Here's my little story of becoming an FSLogix investor earlier this year. Many of you may know me as a subject matter expert in Windows desktop remoting and enterprise application delivery. The Frankfurt Rhine/Main area is my home base, with the largest German cloud datacenters almost in my backyard. I enjoy sharing my knowledge through books, blog articles and presentations at industry events. As a result, Microsoft, Citrix, VMware and NVIDIA have recognized me as a member of their respective technical community award programs. Since launching my first technology startup when I was a university student, I've always been watching the international startup ecosystem very carefully. After eight years as a full-time researcher at the Fraunhofer Institute for Computer Graphics, I've had the opportunity to be in leading positions at several international startups over the last 15 years, including my own. I've learned that equity investments, where the funders get a piece of the company, are a great way of directly participating in startups at an early stage. And this is exactly where FSLogix comes into the picture.
My decision to make an investment in FSLogix was driven by my strong belief that FSLogix has the potential to grow big. FSLogix products fill some significant gaps in modern application delivery architecture designs. More importantly, they allow for a smooth transition from on-premises Windows application delivery to a (hybrid) cloud-based Desktop-as-a-Service model. FSLogix has outstanding technology for containerizing Windows application, personal data, and user profiles. The FSLogix founders have invented and implemented significant aspects of application and user profile virtualization in their previous roles in companies such as VMware, Symantec and RTO. They have invited me to become a member of the FSLogix advisory board early on, when they were still in stealth mode. And to be honest, I have competed with them at certain times in the past, which included the analysis of their pre-FSLogix products. Well, and I'm that kind of techie who only believes in what he is seeing with his own eyes. This means that I have tested the FSLogix products thoroughly in my own lab. As a result, I have no doubt that these guys know what they are doing, both from a technology and from a business point of view.

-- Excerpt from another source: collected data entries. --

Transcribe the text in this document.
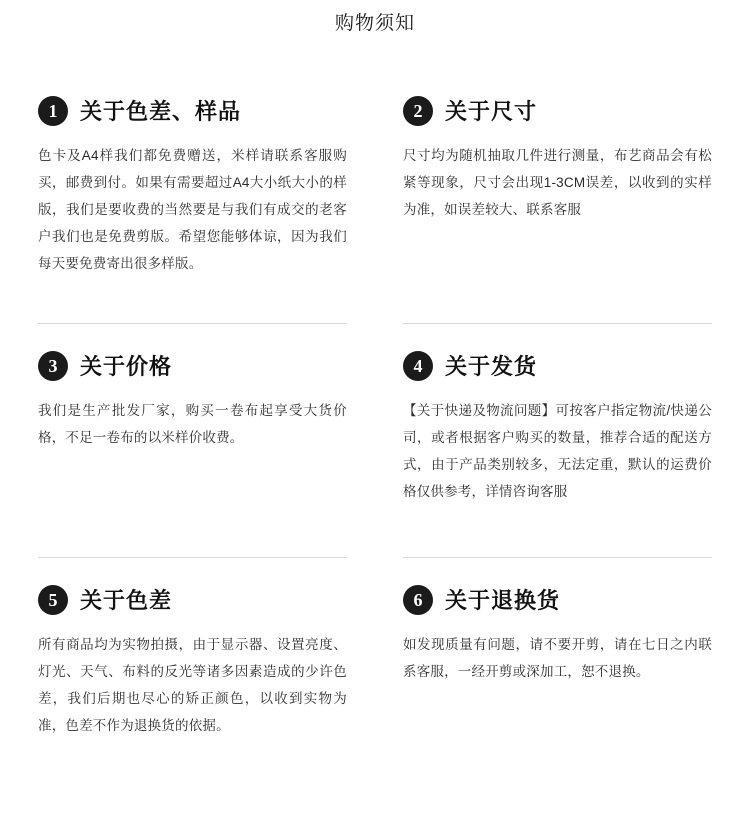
购物须知
1	关于色差、样品
色卡及A4样我们都免费赠送，米样请联系客服购买，邮费到付。如果有需要超过A4大小纸大小的样版，我们是要收费的当然要是与我们有成交的老客户我们也是免费剪版。希望您能够体谅，因为我们每天要免费寄出很多样版。
2	关于尺寸
尺寸均为随机抽取几件进行测量，布艺商品会有松紧等现象，尺寸会出现1-3CM误差，以收到的实样为准，如误差较大、联系客服
3	关于价格
我们是生产批发厂家，购买一卷布起享受大货价格，不足一卷布的以米样价收费。
4	关于发货
【关于快递及物流问题】可按客户指定物流/快递公司，或者根据客户购买的数量，推荐合适的配送方式，由于产品类别较多，无法定重，默认的运费价格仅供参考，详情咨询客服
5	关于色差
所有商品均为实物拍摄，由于显示器、设置亮度、灯光、天气、布料的反光等诸多因素造成的少许色差，我们后期也尽心的矫正颜色，以收到实物为准，色差不作为退换货的依据。
6	关于退换货
如发现质量有问题，请不要开剪，请在七日之内联系客服，一经开剪或深加工，恕不退换。
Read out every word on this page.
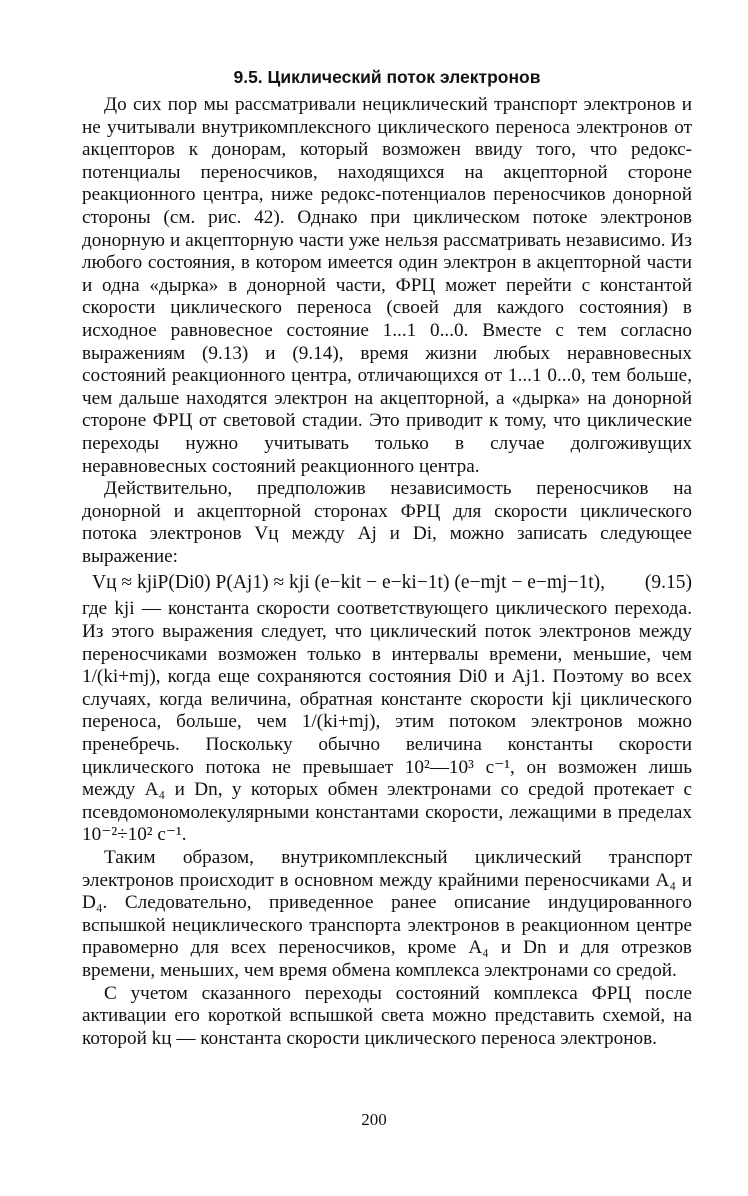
9.5. Циклический поток электронов

До сих пор мы рассматривали нециклический транспорт электронов и не учитывали внутрикомплексного циклического переноса электронов от акцепторов к донорам, который возможен ввиду того, что редокс-потенциалы переносчиков, находящихся на акцепторной стороне реакционного центра, ниже редокс-потенциалов переносчиков донорной стороны (см. рис. 42). Однако при циклическом потоке электронов донорную и акцепторную части уже нельзя рассматривать независимо. Из любого состояния, в котором имеется один электрон в акцепторной части и одна «дырка» в донорной части, ФРЦ может перейти с константой скорости циклического переноса (своей для каждого состояния) в исходное равновесное состояние 1...1 0...0. Вместе с тем согласно выражениям (9.13) и (9.14), время жизни любых неравновесных состояний реакционного центра, отличающихся от 1...1 0...0, тем больше, чем дальше находятся электрон на акцепторной, а «дырка» на донорной стороне ФРЦ от световой стадии. Это приводит к тому, что циклические переходы нужно учитывать только в случае долгоживущих неравновесных состояний реакционного центра.

Действительно, предположив независимость переносчиков на донорной и акцепторной сторонах ФРЦ для скорости циклического потока электронов Vц между Aj и Di, можно записать следующее выражение:

Vц ≈ kjiP(Di0) P(Aj1) ≈ kji (e−kit − e−ki−1t) (e−mjt − e−mj−1t), (9.15)

где kji — константа скорости соответствующего циклического перехода. Из этого выражения следует, что циклический поток электронов между переносчиками возможен только в интервалы времени, меньшие, чем 1/(ki+mj), когда еще сохраняются состояния Di0 и Aj1. Поэтому во всех случаях, когда величина, обратная константе скорости kji циклического переноса, больше, чем 1/(ki+mj), этим потоком электронов можно пренебречь. Поскольку обычно величина константы скорости циклического потока не превышает 10²—10³ с⁻¹, он возможен лишь между A₄ и Dn, у которых обмен электронами со средой протекает с псевдомономолекулярными константами скорости, лежащими в пределах 10⁻²÷10² с⁻¹.

Таким образом, внутрикомплексный циклический транспорт электронов происходит в основном между крайними переносчиками A₄ и D₄. Следовательно, приведенное ранее описание индуцированного вспышкой нециклического транспорта электронов в реакционном центре правомерно для всех переносчиков, кроме A₄ и Dn и для отрезков времени, меньших, чем время обмена комплекса электронами со средой.

С учетом сказанного переходы состояний комплекса ФРЦ после активации его короткой вспышкой света можно представить схемой, на которой kц — константа скорости циклического переноса электронов.

200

FSLogix makes me so excited that I don't want to be just an investor. I've come to an agreement with the founders that I will participate more actively and join the FSLogix team in Central Europe. Part of my role will be about identifying gaps in enterprise application delivery designs and suggest smart new add-ons or product extensions to the FSLogix engineering team. But the most important part of my role is to help FSLogix to get established in the economically attractive but very conservative German-speaking market (Germany, Austria, Switzerland). I will be acting as a business developer, evangelist and principal consultant with the goal to align FSLogix with a market that has extraordinary high quality, reliability and compliance requirements. It will be my job to level out the differences in business cultures and etiquettes. It kind of sounds like converting the best of American football and European soccer into a brand-new game.
Now let me share with you what the technical reasons were for my decision. With Office 365 Containers, FSLogix Apps and FSLogix Profile Containers, FSLogix is already offering multiple products. Roaming search indexes for Outlook across virtual desktops, dynamically hiding (masking) Windows applications based on user roles, and optimizing login and application start times by getting rid of folder redirection in user profiles are the most important use cases. I know from my customers that these use cases are addressing real pain points. The ultimate goal is to make the virtual Windows workspace perform as good as or even better than a local Windows workspace. With my long history in remote end-user experience benchmarking, this is exactly my thing.
But what about the future, will this Windows application delivery story stay relevant in a market with rapidly growing numbers of native mobile apps? Or more specifically, will FSLogix stay relevant with the potential to grow rapidly? My answer is simply yes. A survey conducted by industry experts Ruben Spruijt and Mark Plettenberg, published under "VDI Like A Pro" (https://vdilikeapro.com/) shows that the significance of Windows applications is even growing in enterprise environments. Who would have thought this? But it also reflects what I'm seeing at my customers. To a large extend, enterprise IT is built on Windows applications and we are talking about 100 millions of enterprise workspaces that need to be transformed to a new delivery model over the next years.
But there is more, this market is at the beginning of a revolution, despite the Windows application lock-in described above. Citrix -- and most probably other major vendors following soon -- are moving their application delivery control plane to the cloud. Such a Platform-as-a-Service model bundles all necessary backend components required to access remote Windows desktops and applications hosted either on-premises or in the cloud (or both). This is a significant change of today's application delivery model and FSLogix provides some critically important add-on components - with the potential to add many more. As a German, I compare this with an automobile parts supplier, producing highly sophisticated mechatronic components and delivering them to the major car manufacturers. Many of these "hidden" suppliers are generating revenues far beyond $1b.
FSLogix has the potential to grow into the same position with their components extending the Microsoft, VMware, Citrix, Amazon and Google application delivery platforms. And in my opinion the current FSLogix product portfolio is just the beginning. From a workspace transformation perspective, there will be many more white spots on the map that need to be filled. Why would I not want to become part of this journey if possible? I am energized by the solution and its capabilities, let me know if you have any questions.